Association Between the Communication Skills of Physicians and the Signing of Do-Not-Resuscitate Consent for Terminally Ill Patients in Emergency Rooms (Cross-Sectional Study)          

Association Between the Communication Skills of Physicians and the Signing of Do-Not-Resuscitate Consent for Terminally Ill Patients in Emergency Rooms (Cross-Sectional Study)          
Original Research
Chih-Hung Chen, Ya-Hui Cheng, Fen-Ju Chen, Eng-Yen Huang, Po-Ming Liu, Chia-Te Kung, Chao-Hui Su, Shu-Hwa Chen, Peng-Chen Chien, Ching-Hua Hsieh
Risk Management and Healthcare Policy, 11 December 2019; 12 pp 307—315
Abstract
Background

The signing of do-not-resuscitate (DNR) consent is mandatory in providing a palliative approach in the end-of-life care for the terminally ill patients and requires an effective communication between the physician and the patients or their family members. This study aimed to investigate the association between the communication skills of physicians who participated in the SHARE (supportive environment, how to deliver the bad news, additional information, reassurance, and emotional support) model course on the patient notification and the signing of do-not-resuscitate (DNR) consent by the terminally ill patients at emergency rooms.
Methods
Between May 1, 2017 and April 30, 2018, a total of 109 terminally ill patients were enrolled in this study, of which 70 had signed a DNR and 39 had not. Data regarding the patients’ medical records, a questionnaire survey completed by family members, and patient observation forms were used for the assessment of physicians’ communication skills during patient notification. The observation form was designed based on the SHARE model.

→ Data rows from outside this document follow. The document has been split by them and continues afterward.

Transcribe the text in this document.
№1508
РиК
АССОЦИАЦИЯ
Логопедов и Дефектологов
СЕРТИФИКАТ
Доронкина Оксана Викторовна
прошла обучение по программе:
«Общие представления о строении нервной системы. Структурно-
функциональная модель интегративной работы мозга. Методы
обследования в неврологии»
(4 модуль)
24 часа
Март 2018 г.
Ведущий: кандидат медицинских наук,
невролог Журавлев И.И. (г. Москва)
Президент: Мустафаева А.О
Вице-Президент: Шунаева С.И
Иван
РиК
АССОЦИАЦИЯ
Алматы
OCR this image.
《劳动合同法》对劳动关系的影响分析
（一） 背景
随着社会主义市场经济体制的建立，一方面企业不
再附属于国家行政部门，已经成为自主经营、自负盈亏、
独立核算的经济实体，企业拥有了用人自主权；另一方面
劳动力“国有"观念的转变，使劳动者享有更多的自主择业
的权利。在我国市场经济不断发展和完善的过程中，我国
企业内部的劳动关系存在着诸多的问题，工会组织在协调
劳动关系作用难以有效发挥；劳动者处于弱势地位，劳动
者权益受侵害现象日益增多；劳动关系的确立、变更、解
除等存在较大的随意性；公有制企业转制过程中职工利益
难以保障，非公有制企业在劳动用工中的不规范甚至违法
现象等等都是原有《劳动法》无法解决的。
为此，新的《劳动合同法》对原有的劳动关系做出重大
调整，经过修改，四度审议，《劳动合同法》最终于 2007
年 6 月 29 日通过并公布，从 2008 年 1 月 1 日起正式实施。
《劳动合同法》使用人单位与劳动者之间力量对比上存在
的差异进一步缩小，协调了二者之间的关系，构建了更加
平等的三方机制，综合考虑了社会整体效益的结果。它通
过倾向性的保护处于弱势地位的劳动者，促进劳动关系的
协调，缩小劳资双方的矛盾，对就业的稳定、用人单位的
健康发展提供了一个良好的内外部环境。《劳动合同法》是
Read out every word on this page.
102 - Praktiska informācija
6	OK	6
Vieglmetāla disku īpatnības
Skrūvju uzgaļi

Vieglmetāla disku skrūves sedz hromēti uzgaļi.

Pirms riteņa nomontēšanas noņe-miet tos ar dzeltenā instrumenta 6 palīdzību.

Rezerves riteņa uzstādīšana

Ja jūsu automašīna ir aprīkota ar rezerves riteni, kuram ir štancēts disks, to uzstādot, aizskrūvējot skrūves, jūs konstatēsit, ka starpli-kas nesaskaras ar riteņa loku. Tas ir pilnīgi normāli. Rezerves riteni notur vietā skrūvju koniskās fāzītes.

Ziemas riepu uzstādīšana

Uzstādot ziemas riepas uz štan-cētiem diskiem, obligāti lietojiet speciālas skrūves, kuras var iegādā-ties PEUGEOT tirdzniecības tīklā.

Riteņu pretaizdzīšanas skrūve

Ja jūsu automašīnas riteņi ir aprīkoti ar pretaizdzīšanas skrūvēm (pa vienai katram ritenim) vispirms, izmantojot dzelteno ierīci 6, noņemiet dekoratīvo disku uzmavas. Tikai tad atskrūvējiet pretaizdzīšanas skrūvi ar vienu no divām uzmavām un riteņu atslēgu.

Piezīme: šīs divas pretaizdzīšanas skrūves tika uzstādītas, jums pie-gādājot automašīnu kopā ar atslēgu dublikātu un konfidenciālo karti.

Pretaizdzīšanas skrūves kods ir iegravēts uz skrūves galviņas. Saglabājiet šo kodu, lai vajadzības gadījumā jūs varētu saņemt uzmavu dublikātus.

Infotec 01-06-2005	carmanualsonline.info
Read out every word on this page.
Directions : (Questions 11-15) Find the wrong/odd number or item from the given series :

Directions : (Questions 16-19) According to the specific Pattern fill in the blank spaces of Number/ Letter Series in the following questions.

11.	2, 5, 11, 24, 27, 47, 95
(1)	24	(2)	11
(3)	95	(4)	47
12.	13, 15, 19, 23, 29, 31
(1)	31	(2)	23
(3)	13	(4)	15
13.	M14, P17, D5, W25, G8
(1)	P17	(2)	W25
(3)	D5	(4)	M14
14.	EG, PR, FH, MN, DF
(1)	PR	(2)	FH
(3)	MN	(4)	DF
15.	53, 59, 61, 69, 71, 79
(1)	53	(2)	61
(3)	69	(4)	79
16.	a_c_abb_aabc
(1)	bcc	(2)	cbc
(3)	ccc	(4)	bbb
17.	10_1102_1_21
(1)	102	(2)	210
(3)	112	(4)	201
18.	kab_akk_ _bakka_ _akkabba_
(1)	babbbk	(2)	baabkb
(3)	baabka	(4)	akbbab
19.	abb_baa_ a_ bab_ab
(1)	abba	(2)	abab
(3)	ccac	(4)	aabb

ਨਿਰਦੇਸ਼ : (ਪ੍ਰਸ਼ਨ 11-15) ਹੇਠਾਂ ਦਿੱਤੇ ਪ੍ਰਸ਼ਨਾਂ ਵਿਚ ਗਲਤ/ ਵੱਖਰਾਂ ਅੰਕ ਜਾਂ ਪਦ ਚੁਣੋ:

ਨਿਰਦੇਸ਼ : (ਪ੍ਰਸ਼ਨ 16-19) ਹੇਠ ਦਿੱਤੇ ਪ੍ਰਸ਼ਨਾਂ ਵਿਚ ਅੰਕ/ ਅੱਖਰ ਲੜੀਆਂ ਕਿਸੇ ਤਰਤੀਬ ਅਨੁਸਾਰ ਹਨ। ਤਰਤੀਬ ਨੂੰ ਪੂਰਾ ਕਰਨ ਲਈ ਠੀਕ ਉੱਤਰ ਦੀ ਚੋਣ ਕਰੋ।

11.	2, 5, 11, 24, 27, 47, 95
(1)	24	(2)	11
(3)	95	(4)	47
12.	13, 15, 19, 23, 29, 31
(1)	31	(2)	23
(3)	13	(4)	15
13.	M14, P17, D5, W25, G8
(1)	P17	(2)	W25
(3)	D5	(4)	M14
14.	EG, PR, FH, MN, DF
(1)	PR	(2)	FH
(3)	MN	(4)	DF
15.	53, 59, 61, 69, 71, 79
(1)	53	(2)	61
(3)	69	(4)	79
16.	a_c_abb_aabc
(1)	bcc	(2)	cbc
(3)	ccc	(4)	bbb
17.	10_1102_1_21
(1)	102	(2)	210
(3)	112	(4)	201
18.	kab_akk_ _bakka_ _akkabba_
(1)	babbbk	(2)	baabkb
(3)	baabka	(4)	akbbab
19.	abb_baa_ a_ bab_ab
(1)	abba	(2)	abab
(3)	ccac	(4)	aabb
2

A multivariate logistic regression model was applied to identify the independent significant factors of the patient and family member variables as well as the four main components of the observation form.
Results
The results revealed that knowing how to convey bad news and providing reassurance and emotional support were significantly correlated with a higher rate of signing DNR consent. Additionally, physician-initiated discussion with family members and a predicted limited life expectancy were negative independent significant factors for signing DNR consent.
Conclusion
This study revealed that good communication skills help to increase the signing of DNR consent. The learning of such skills from attendance of the SHARE model course is encouraged for the physicians in the palliative care of terminally ill patients in an emergency room.